Par conclusions notifiées par voie dématérialisée le 8 juin 2021, M. [P] [K] demande à la cour, au visa de l'article 41 de la loi du 29 juillet 1881 et de l'article 700 du code de procédure civile, de :

A titre principal :

- infirmer le jugement de première instance en ce qu'il s'est fondé sur un montant de dette injustifié et réviser les motifs a l'appui desquels le montant de la dette est justifié en prenant en compte le manque de diligences de la société Distribution Casino France,

- débouter la société Distribution Casino France de toutes ses demandes d'indemnisation,

- débouter M. [C] [S] de l'intégralité de ses demandes,

- débouter Mme [W] [L] [S] de l'intégralité de ses demandes,

A titre subsidiaire :

- confirmer le jugement entrepris en ce qu'il a jugé que M. [C] [S] et Mme. [W] [L] [S] doivent être considérés comme solidaires de lui-même,

- ordonner la suppression des propos a caractère diffamatoire contenu dans les conclusions de madame [W] [L] [S] énoncés ci-dessous :

' page 4 des conclusions de Mme [W] [L] [S] : « (..) manifestement a dérobé de l'argent et de la marchandise au préjudice de la société Casino France ''

' Page 6 des conclusions de Mme [W] [L] [S] : ' ainsi, Monsieur [P] [K] faisait un véritable marché parallèle au sein de la supérette.

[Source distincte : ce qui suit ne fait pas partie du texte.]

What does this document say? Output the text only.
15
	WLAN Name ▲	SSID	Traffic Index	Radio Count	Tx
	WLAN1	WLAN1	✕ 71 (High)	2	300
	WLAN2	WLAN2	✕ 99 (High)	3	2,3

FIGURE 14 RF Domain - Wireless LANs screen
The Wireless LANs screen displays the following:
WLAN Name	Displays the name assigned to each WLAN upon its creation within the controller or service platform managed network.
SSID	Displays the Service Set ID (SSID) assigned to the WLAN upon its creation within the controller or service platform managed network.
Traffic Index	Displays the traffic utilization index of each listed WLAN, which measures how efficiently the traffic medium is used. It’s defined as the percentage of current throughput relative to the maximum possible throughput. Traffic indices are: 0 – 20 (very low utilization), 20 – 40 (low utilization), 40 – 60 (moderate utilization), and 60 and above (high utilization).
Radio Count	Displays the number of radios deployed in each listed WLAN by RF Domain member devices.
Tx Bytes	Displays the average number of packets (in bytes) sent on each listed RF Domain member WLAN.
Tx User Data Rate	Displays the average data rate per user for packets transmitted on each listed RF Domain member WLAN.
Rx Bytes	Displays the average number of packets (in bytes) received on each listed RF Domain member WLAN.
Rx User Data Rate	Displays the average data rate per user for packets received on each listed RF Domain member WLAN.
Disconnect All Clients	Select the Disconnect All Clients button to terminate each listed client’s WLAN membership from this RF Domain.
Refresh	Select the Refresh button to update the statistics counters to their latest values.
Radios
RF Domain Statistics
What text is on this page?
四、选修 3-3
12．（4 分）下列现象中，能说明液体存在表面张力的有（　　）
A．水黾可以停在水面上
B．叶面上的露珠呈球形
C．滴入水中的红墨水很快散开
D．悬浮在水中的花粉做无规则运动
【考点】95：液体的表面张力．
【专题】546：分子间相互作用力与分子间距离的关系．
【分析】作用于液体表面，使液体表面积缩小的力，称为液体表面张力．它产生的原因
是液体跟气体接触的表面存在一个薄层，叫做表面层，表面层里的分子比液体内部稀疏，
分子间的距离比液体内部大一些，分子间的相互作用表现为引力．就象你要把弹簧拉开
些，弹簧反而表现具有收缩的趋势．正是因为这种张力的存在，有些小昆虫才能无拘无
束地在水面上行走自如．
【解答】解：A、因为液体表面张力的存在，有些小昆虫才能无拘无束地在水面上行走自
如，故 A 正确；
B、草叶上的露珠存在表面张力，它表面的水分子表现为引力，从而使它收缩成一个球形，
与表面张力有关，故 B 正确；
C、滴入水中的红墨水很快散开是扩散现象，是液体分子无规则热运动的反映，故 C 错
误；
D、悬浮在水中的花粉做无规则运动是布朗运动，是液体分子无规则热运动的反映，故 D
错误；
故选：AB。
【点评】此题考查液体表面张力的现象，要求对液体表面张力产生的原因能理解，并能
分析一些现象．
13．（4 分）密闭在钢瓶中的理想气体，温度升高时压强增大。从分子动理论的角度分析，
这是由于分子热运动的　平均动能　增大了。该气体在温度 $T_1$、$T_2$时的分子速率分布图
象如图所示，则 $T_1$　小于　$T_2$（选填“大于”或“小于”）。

C'est un délit de vol... Nous ne sommes plus dans le cadre contractuel et il convient de préciser que personne n'était au courant de ce trafic mis à part M. [P] [K]. ''.

' page 8 des conclusions de Mme [W] [L] [S] : « nous ne sommes pas ici dans le cadre d'un inventaire pour lequel il y aurait eu quelques erreurs, mais dans le cadre d'une véritable procédure pénale qu'il s'agit d'initier a l'encontre de M. [P] [K] qui seul peut être tenu du paiement de l'intégralité des sommes sollicitées ''

' page 10 des conclusions de Mme [W] [L] [S] : « pour se convaincre du fait que M. [P] [K] est un parfait délinquant (...) ''.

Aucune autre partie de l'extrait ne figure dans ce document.